According to Donald Trump, the Republican Party’s front-runner for its presidential nomination, there was a massive public celebration in Jersey City as the Twin Towers imploded on September 11, 2001.
“I watched when the World Trade Center came tumbling down,” he was reported as having said on Saturday, at an event in Birmingham, Ala. “And I watched in Jersey City, New Jersey, where thousands and thousands of people were cheering as that building was coming down.”
“That never happened,” Steven Fulop, Jersey City’s mayor, said.
Although Mr. Trump later clarified that he was not in Jersey City on September 11, despite having implied at first that he had been, he refused to back down from the rest of his assertion. But, Mayor Fulop said, there was no television broadcast of something that did not happen.
“When you look at the media outlets, there isn’t one that substantiates what he said,” Mr. Fulop said. “There is not footage of it, and there are no reports.”
The original rumor — which set the public jubilation over the deaths of thousands of people in Paterson, not Jersey City — was “an urban legend, fueled by anti-Muslim sentiment, and Trump is looking to capitalize on it,” Mr. Fulop continued.
He resents it.
“We in Jersey City do not appreciate it. We have done a lot of work to create a community that is diverse, where everyone works together. We do Muslim events, we do Jewish events. Jersey City is a city that speaks to a lot of American culture on diversity. So for him to single us out as an example of hatred…” His voice trailed off.
“It certainly evoked a response from people here, though,” he resumed. “People resent what he said. The silver lining is that I believe that a campaign of hate will not win in the general election. If he is the nominee for the Republican side, the end result will be a Democratic president.
“Which works for me,” added Mr. Fulop, who is a Democrat.
Mr. Trump did evoke a response from Jersey City residents. “A lot of people in the Muslim community reached out” in support of their city and in outrage over Mr. Trump’s comments, Mr. Fulop said.

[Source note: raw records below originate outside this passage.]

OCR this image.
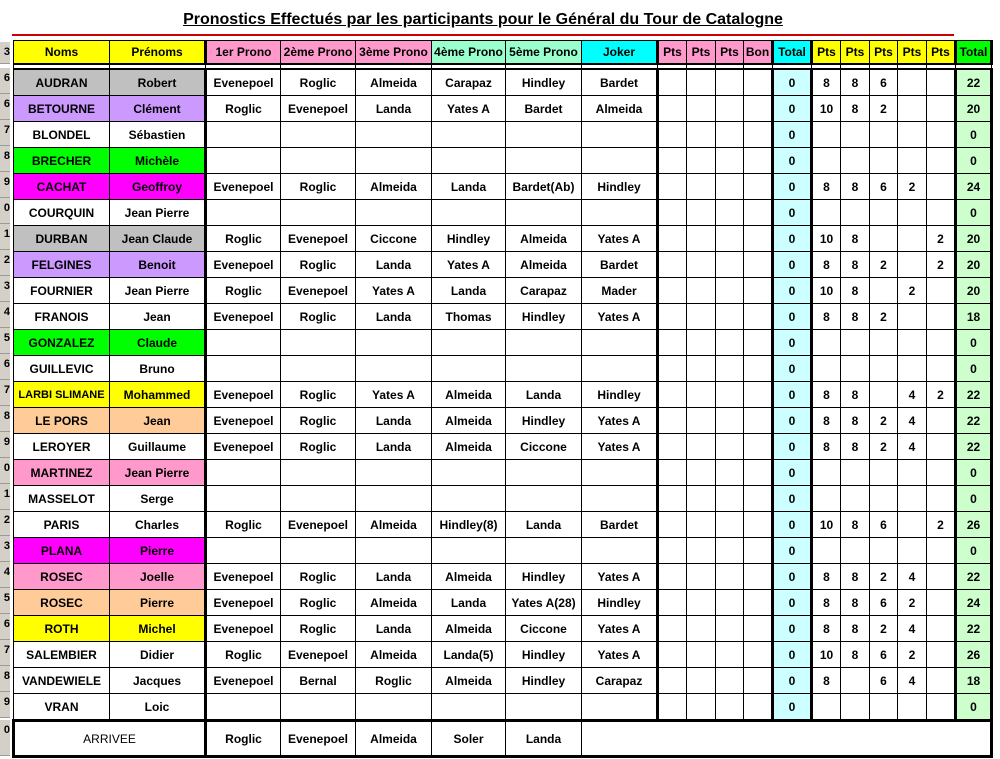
3
6
6
7
8
9
0
1
2
3
4
5
6
7
8
9
0
1
2
3
4
5
6
7
8
9
0
Pronostics Effectués par les participants pour le Général du Tour de Catalogne
Noms	Prénoms	1er Prono	2ème Prono	3ème Prono	4ème Prono	5ème Prono	Joker	Pts	Pts	Pts	Bon	Total	Pts	Pts	Pts	Pts	Pts	Total

AUDRAN	Robert	Evenepoel	Roglic	Almeida	Carapaz	Hindley	Bardet					0	8	8	6			22
BETOURNE	Clément	Roglic	Evenepoel	Landa	Yates A	Bardet	Almeida					0	10	8	2			20
BLONDEL	Sébastien											0						0
BRECHER	Michèle											0						0
CACHAT	Geoffroy	Evenepoel	Roglic	Almeida	Landa	Bardet(Ab)	Hindley					0	8	8	6	2		24
COURQUIN	Jean Pierre											0						0
DURBAN	Jean Claude	Roglic	Evenepoel	Ciccone	Hindley	Almeida	Yates A					0	10	8			2	20
FELGINES	Benoit	Evenepoel	Roglic	Landa	Yates A	Almeida	Bardet					0	8	8	2		2	20
FOURNIER	Jean Pierre	Roglic	Evenepoel	Yates A	Landa	Carapaz	Mader					0	10	8		2		20
FRANOIS	Jean	Evenepoel	Roglic	Landa	Thomas	Hindley	Yates A					0	8	8	2			18
GONZALEZ	Claude											0						0
GUILLEVIC	Bruno											0						0
LARBI SLIMANE	Mohammed	Evenepoel	Roglic	Yates A	Almeida	Landa	Hindley					0	8	8		4	2	22
LE PORS	Jean	Evenepoel	Roglic	Landa	Almeida	Hindley	Yates A					0	8	8	2	4		22
LEROYER	Guillaume	Evenepoel	Roglic	Landa	Almeida	Ciccone	Yates A					0	8	8	2	4		22
MARTINEZ	Jean Pierre											0						0
MASSELOT	Serge											0						0
PARIS	Charles	Roglic	Evenepoel	Almeida	Hindley(8)	Landa	Bardet					0	10	8	6		2	26
PLANA	Pierre											0						0
ROSEC	Joelle	Evenepoel	Roglic	Landa	Almeida	Hindley	Yates A					0	8	8	2	4		22
ROSEC	Pierre	Evenepoel	Roglic	Almeida	Landa	Yates A(28)	Hindley					0	8	8	6	2		24
ROTH	Michel	Evenepoel	Roglic	Landa	Almeida	Ciccone	Yates A					0	8	8	2	4		22
SALEMBIER	Didier	Roglic	Evenepoel	Almeida	Landa(5)	Hindley	Yates A					0	10	8	6	2		26
VANDEWIELE	Jacques	Evenepoel	Bernal	Roglic	Almeida	Hindley	Carapaz					0	8		6	4		18
VRAN	Loic											0						0
ARRIVEE		Roglic	Evenepoel	Almeida	Soler	Landa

Jersey City is right across the Hudson from the World Trade Center, and the attack, clearly visible across the river, spurred many people there into action. “Jersey City first responders helped out in lower Manhattan,” Mr. Fulop said. “Jersey City’s trauma center was set up to help victims, and Liberty State Park was used as a staging center. Thousands of people volunteered.”
The Jewish Standard’s coverage of those nightmare weeks shows no evidence of street celebrations over the carnage anywhere in the United States, although we did report in passing on the rumors from Paterson, which we pointedly said that no one could source, much less prove. On September 28, a long story looked at reactions in Jersey City. We quoted three local rabbis — Orthodox, Conservative, and Reform — none of whom mentioned anything about street celebrations. Each one instead talked about the profound shock, deep sadness, urge to help, and feeling of community the city shared.
For Mr. Fulop, there is some irony in Mr. Trump’s attack on Jersey City. Mr. Fulop, who is Jewish, the grandson of Holocaust survivors, had moved to Jersey City in 2000. He was not politically active then. He worked for Goldman Sachs at 1 New York Plaza in lower Manhattan. On September 11, at work there, “I felt the building shake when the planes hit,” he told us last year. It shook him in every possible way. “Soon I started talking to recruiters,” he said; it wasn’t long before he was in uniform. A Marine uniform. After boot camp at Parris Island, he served in Iraq.
“Jersey City is a big city,” he said; it is the state’s second largest, with a population of more than 262,000 people reported in 2014. “So I am sure that there are some people here who harbor a hatred for the country. But to say that there were thousands of people who were dancing in the streets — it is a tall tale.
“It is Trump having a vivid imagination. And at some time I hope that the public calls him out on it. But he has crossed the line so many times, and no one does call him out on it.”
And then he returned to the silver lining. “There is one thing that might come out of it. The Jersey City community will come closer together, and we will continue to move together, working together to build one of the most diverse communities in the country.”